Sii mia risurrezione, quando credo che per me sia finita, quando ho il vuoto dentro e il buio davanti agli occhi. Sii risurrezione, vita che si dirama in ogni fibra dell’anima, dopo il fallimento facile, dopo una fedeltà mancata, dopo un’umiliazione bruciante. E poi risorgi con le cose che amavo e credevo finite.

Rovina, risurrezione, contraddizione. Tre parole che danno respiro alla vita. Contraddizione nel cuore della logica umana, rovina di idoli e illusioni, risurrezione di tutti i germi vitali e amorosi ai quali non riusciamo a dare respiro e terreno.

Anche a te una spada, Maria: Simeone lega Maria non solo alla croce del figlio, ma a tutta la messe di lacrime e di contraddizioni del Vangelo e dell’esistenza.

Anche a te, Maria.

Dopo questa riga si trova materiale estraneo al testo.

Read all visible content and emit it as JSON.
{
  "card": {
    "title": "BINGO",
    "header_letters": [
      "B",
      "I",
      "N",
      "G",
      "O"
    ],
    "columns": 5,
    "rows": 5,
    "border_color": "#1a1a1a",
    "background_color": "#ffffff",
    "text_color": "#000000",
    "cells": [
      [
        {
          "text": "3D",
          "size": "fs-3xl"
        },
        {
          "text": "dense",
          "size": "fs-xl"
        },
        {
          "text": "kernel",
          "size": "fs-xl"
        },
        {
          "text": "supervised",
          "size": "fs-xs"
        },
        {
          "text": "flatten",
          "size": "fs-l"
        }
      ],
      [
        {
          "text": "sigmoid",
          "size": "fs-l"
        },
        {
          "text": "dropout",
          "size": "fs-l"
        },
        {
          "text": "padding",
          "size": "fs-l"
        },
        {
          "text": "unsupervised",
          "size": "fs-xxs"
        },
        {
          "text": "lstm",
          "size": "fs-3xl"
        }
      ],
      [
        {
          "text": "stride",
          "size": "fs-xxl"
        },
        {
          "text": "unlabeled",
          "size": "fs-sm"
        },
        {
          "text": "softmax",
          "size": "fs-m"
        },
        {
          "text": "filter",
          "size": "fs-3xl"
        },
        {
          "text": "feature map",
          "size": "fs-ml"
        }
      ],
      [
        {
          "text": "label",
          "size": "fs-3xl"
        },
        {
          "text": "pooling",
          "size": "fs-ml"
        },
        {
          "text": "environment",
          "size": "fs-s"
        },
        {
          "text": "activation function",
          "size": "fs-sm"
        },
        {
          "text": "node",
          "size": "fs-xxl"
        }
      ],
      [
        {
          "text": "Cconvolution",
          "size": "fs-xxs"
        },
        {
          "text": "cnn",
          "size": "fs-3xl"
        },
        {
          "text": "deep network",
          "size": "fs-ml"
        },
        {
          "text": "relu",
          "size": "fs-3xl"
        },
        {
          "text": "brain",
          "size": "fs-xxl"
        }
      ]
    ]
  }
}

Non sei esente. La fede non produce l’anestesia del vivere. La fede e la santità non sono, per lei come per noi, un’assicurazione contro la sofferenza o i lutti o le disgrazie.

Anche a te, una spada. Il dolore ti legherà a tanti, a tutti i trafitti da spada, perché il dolore non vuole spiegazioni ma condivisione.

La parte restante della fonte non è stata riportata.